Moreover, I updated my windows to the latest, and ran the May 15th release to rule out any window issues. The memory usage is high even after the update.
Thanks for fixing the release dates. I have kept local copies of releases I have tried, and some of them were indexed by the download dates.
Thanks for testing!
So I see the only change that might potentially impact it, which Snapshot build · subspace/subspace@4d4ccd5 · GitHub adds on top of the previous build. Please give it a try once it is build and let me know if the issue is present. I’ll look into the changes included there in the meantime to see what might be going on there.
Also if you can provide exact full command you’re running farmer and logs that’d be great!
Same here, I only noticed this after farmer printed something like “allocation some bytes of memory failed” and exited. This happened on several machines, all Win11, 64GB memory, no more than 60-70TB plots one machine, never happened before, had to reverse back to May 6 version.
So 647b363 introduced a simple change that allows actually concurrent piece cache reads in many cases. This should improve performance of piece cache reads and unless concurrency parameters were heavily customized should not result in higher memory usage.
Since this is only happening while plotting, it is reads that are causing issues, but I see no reason why this should be happening. On your CPU there is 8 CCDs, so it will plot up to 8 sectors concurrently and there should be no way for it to use over 100G of RAM and I know we have even larger farmers on Linux that do not report such issues.
Can you set environment variable RUST_LOG to info,subspace_farmer::utils::farmer_piece_cache=trace,subspace_farmer_components::plotting=trace and run one of the problematic builds and upload collected logs somewhere? That should give me a bit more details about what your farmer is doing during plotting and why it might use so much memory.
Right now I don’t think that particular first bad commit is wrong on its own, but it likely uncovered an issue elsewhere that wasn’t reproducible before (at least not easily).
Please try it with environment variable RUST_LOG set to info,subspace_farmer::utils::farmer_piece_getter=trace,subspace_farmer_components::plotting=trace and share logs like you did last time (note that environment variable has slightly different value this time).
So far I don’t see any other issues, but it is also hard to blame over 100G of RAM just on memory allocator behavior alone, so there must be something somewhere.

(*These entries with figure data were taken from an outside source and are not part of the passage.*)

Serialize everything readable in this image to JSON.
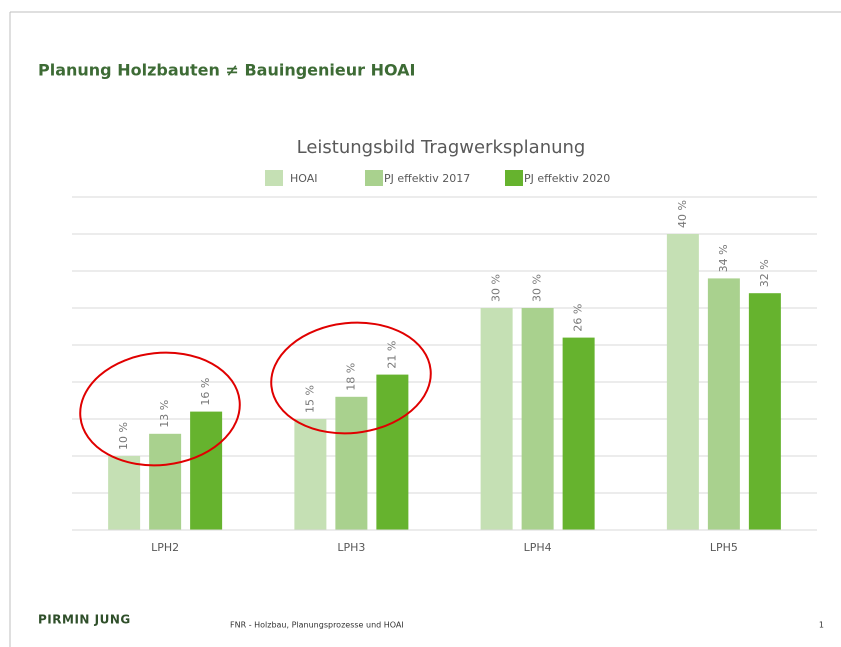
{
  "slide": {
    "title": "Planung Holzbauten ≠ Bauingenieur HOAI",
    "logo": "PIRMIN JUNG",
    "footer": "FNR  - Holzbau, Planungsprozesse und HOAI",
    "page_number": "1"
  },
  "chart_data": {
    "type": "bar",
    "title": "Leistungsbild Tragwerksplanung",
    "categories": [
      "LPH2",
      "LPH3",
      "LPH4",
      "LPH5"
    ],
    "series": [
      {
        "name": "HOAI",
        "color": "#c5e0b4",
        "values": [
          10,
          15,
          30,
          40
        ],
        "value_labels": [
          "10 %",
          "15 %",
          "30 %",
          "40 %"
        ]
      },
      {
        "name": "PJ effektiv 2017",
        "color": "#a9d18e",
        "values": [
          13,
          18,
          30,
          34
        ],
        "value_labels": [
          "13 %",
          "18 %",
          "30 %",
          "34 %"
        ]
      },
      {
        "name": "PJ effektiv 2020",
        "color": "#66b32e",
        "values": [
          16,
          21,
          26,
          32
        ],
        "value_labels": [
          "16 %",
          "21 %",
          "26 %",
          "32 %"
        ]
      }
    ],
    "ylim": [
      0,
      45
    ],
    "yticks": [
      0,
      5,
      10,
      15,
      20,
      25,
      30,
      35,
      40,
      45
    ],
    "grid": true,
    "legend": "top"
  }
}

I am happy to hear that the testing is getting us closer to finding the root cause of the leak. I ran 7f94a49 with the changed value for RUST_LOG. This version also has the problem, and I stopped it at 70GB RAM. The good version stabilizes around 40-50GB for my setup. LOG
Checked logs and didn’t see anything unusual. Given the fact that it worked before with piece cache reads being blocking, I decided to try and constrain piece getting concurrency, please give it a try: Snapshot build · subspace/subspace@5321620 · GitHub
It does seem like allocator misbehavior of sorts to me so far, not that it helps you as a user.